Connectionists: Paid research internship/master's thesis in Interactive structured pattern mining @ Greyc Lab, Caen

Albrecht Zimmermann Albrecht_Zimmermann at gmx.net
Sat Dec 5 13:36:10 EST 2020


Paid 5 or 6-month master’s thesis, GREYC, CoDaG Team, Université de Caen Normandie, France

Contact : Albrecht Zimmermann (albrecht.zimmermann at unicaen.fr)

Supervisors : Albrecht Zimmermann, Bertrand Cuissart, Abdelkader Ouali

Start date: February/March 2021

Salary: the master's student will be paid according to rules governing French student internships (~560 euro/month)

This master’s thesis will be performed in the context of the project InvolvD, financially supported by a grant of the french national research agency (ANR).
Pattern mining is the task of finding regularities or unexpected patterns in large databases. Structured pattern mining performs this task on structured data like sequences, trees, or, of particular importance for InvolvD, graphs. Until recently, pattern mining correspond to an iteration of  the following pipeline:  the data user specifies and parametrizes constraints, then he explores a large set of resulting patterns and adjusts the constraints, and restarts the process.
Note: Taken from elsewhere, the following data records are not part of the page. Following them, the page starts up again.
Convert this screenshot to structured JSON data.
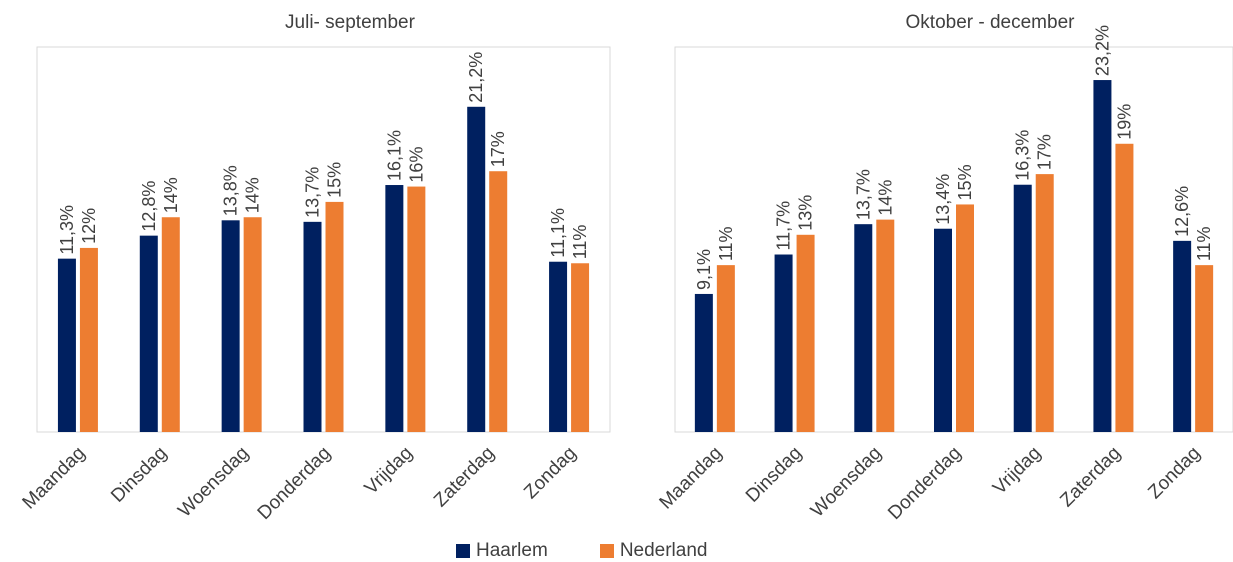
{
  "colors": {
    "haarlem": "#002060",
    "nederland": "#ED7D31",
    "axis": "#D9D9D9",
    "text": "#404040"
  },
  "legend": [
    {
      "name": "Haarlem",
      "color": "#002060"
    },
    {
      "name": "Nederland",
      "color": "#ED7D31"
    }
  ],
  "chart_data": [
    {
      "type": "bar",
      "title": "Juli- september",
      "categories": [
        "Maandag",
        "Dinsdag",
        "Woensdag",
        "Donderdag",
        "Vrijdag",
        "Zaterdag",
        "Zondag"
      ],
      "series": [
        {
          "name": "Haarlem",
          "values": [
            11.3,
            12.8,
            13.8,
            13.7,
            16.1,
            21.2,
            11.1
          ],
          "labels": [
            "11,3%",
            "12,8%",
            "13,8%",
            "13,7%",
            "16,1%",
            "21,2%",
            "11,1%"
          ]
        },
        {
          "name": "Nederland",
          "values": [
            12,
            14,
            14,
            15,
            16,
            17,
            11
          ],
          "labels": [
            "12%",
            "14%",
            "14%",
            "15%",
            "16%",
            "17%",
            "11%"
          ]
        }
      ],
      "ylim": [
        0,
        25
      ],
      "grid": false,
      "legend_position": "bottom"
    },
    {
      "type": "bar",
      "title": "Oktober - december",
      "categories": [
        "Maandag",
        "Dinsdag",
        "Woensdag",
        "Donderdag",
        "Vrijdag",
        "Zaterdag",
        "Zondag"
      ],
      "series": [
        {
          "name": "Haarlem",
          "values": [
            9.1,
            11.7,
            13.7,
            13.4,
            16.3,
            23.2,
            12.6
          ],
          "labels": [
            "9,1%",
            "11,7%",
            "13,7%",
            "13,4%",
            "16,3%",
            "23,2%",
            "12,6%"
          ]
        },
        {
          "name": "Nederland",
          "values": [
            11,
            13,
            14,
            15,
            17,
            19,
            11
          ],
          "labels": [
            "11%",
            "13%",
            "14%",
            "15%",
            "17%",
            "19%",
            "11%"
          ]
        }
      ],
      "ylim": [
        0,
        25
      ],
      "grid": false,
      "legend_position": "bottom"
    }
  ]
}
Recently, different researchers have proposed involving user feedback to more directly shape mining constraints. The feedback typically consists of rejecting or accepting individual patterns, or of ranking a small set of patterns. In addition to the pattern language itself, patterns have a second representation in this setting, which characterizes them w.r.t. observed statistics, covered instances etc. The latter representation is used together with the user feedback to learn a preference function, e.g. via an SVM or a regression learner Optimizing this preference function then guides the mining process towards areas in the search space that are expected to contain interesting patterns to the user, and away from those containing uninteresting patterns.

Existing work on interactive pattern mining is mainly limited to unstructured patterns, i.e. itemsets, which can be both more easily distinguished, and for which ad-hoc pattern representations can be constructed without much effort. As an example, an itemset {i1, i2, i3, i4} differs from {i1, i2, i3, i5} by the *presence* of i4/i5 and a pattern representation that involves presence indicators can be used to learn this. A sequence i1->i2->i3->i4 differs from i2->i4->i3->i1 due to the *order* of the elements and therefore requires a representation that can efficiently capture this to learn a preference function over sequential patterns. Yet adding all possible pairwise orders (let alone higher-order ones) will quickly make the representation unwieldy, and randomly picking only some risks losing valuable information.

This master’s thesis aims specifically at: 
    - Producing a review of the state-of-the-art on interactive structured pattern mining
    - Proposing a static representation that would allow using methods developed for unstructured patterns
    - Proposing and testing dynamic representations that are constructed during the feedback process, cutting down on the size of the initial (and overall) presentation

The funding for InvolvD includes funding for a three-year PhD thesis, which will further explore those topics, and for which the master student would therefore be well positioned.
Required skills:
- Experience in machine learning, data mining, computer programming or applied mathematics is highly appreciated.
- French and/or English are the working languages.

Candidates are encouraged to contact us as soon as possible. Begin of the thesis is expected in February or March 2021. The complete application consists of the documents below, which should be sent as a single PDF file to Albrecht Zimmermann (albrecht.zimmermann at unicaen.fr), Bertrand Cuissart  (bertrand.cuissart at unicaen) and Abdelkader Ouali (abdelkader.ouali at unicaen.fr).  
    - CV
    - One-page cover letter (clearly indicating available start date as well as relevant qualifications, experience and motivation) 
    - University certificates and transcripts (both B.Sc and M.Sc degrees marks) 
    - Contact details of up to three referees 
    - Possibly an English language certificate and a list of publications
    - Attention: all documents should be in English or in French.